The new supercomputer is expected to be ten
times faster than today's fastest supercomputer. Nichols said that
Fermi would enable substantial scientific breakthroughs that would
have been impossible without the technology.
Nichols said,
"This would be the first co-processing architecture that Oak
Ridge has deployed for open science, and we are extremely excited
about the opportunities it creates to solve huge scientific
challenges.
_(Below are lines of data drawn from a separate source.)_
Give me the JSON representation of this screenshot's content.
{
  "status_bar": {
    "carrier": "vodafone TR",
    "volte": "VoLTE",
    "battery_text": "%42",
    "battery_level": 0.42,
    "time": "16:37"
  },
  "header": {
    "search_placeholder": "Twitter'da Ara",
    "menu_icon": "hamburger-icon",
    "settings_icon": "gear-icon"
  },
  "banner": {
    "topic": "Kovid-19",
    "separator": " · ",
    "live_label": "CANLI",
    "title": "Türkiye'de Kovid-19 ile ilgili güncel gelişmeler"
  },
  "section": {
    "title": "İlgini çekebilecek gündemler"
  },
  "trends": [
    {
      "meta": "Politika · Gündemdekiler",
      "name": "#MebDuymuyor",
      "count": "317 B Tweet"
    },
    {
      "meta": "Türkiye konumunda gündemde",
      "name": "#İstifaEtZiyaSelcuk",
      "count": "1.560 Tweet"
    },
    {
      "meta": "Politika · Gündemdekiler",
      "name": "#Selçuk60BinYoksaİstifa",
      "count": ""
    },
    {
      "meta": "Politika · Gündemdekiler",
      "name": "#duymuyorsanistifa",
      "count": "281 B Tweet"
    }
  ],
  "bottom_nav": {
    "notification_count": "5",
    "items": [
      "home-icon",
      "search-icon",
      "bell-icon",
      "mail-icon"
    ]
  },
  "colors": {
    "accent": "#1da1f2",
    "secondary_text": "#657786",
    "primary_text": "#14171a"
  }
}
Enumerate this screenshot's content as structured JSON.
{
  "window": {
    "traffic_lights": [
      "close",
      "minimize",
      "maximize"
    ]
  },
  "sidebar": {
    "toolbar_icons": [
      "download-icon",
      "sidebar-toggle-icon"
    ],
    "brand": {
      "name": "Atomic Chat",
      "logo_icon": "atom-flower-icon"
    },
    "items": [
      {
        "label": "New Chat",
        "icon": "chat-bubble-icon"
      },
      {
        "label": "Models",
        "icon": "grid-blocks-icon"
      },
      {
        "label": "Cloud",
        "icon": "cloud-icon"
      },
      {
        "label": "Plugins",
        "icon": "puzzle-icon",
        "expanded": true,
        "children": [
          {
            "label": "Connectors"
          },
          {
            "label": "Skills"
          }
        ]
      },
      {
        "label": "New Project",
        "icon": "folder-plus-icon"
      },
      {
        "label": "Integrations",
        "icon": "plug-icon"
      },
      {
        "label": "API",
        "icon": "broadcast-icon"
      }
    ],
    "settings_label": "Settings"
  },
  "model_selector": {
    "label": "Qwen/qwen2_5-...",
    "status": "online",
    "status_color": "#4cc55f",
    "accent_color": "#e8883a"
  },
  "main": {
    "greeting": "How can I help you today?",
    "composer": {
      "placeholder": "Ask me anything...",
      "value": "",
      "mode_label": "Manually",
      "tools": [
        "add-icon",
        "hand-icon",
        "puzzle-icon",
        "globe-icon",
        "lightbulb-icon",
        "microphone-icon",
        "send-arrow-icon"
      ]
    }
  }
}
With the help of NVIDIA technology, Oak Ridge proposes to
create a computing platform that will deliver exascale computing
within ten years."
ORNL also announced at the conference
that it would create a Hybrid Multicore Consortium with the goal of
working with developers of major scientific codes to prepare the
applications for the next generation of supercomputers using
GPUs.
“The first two generations of the CUDA GPU
architecture enabled NVIDIA to make real in-roads into the scientific
computing space, delivering dramatic performance increases across a
broad spectrum of applications,” said Bill Dally, chief scientist
at NVIDIA. “The ‘Fermi’ architecture is a true engine of
science and with the support of national research facilities such as
ORNL, the possibilities are endless.”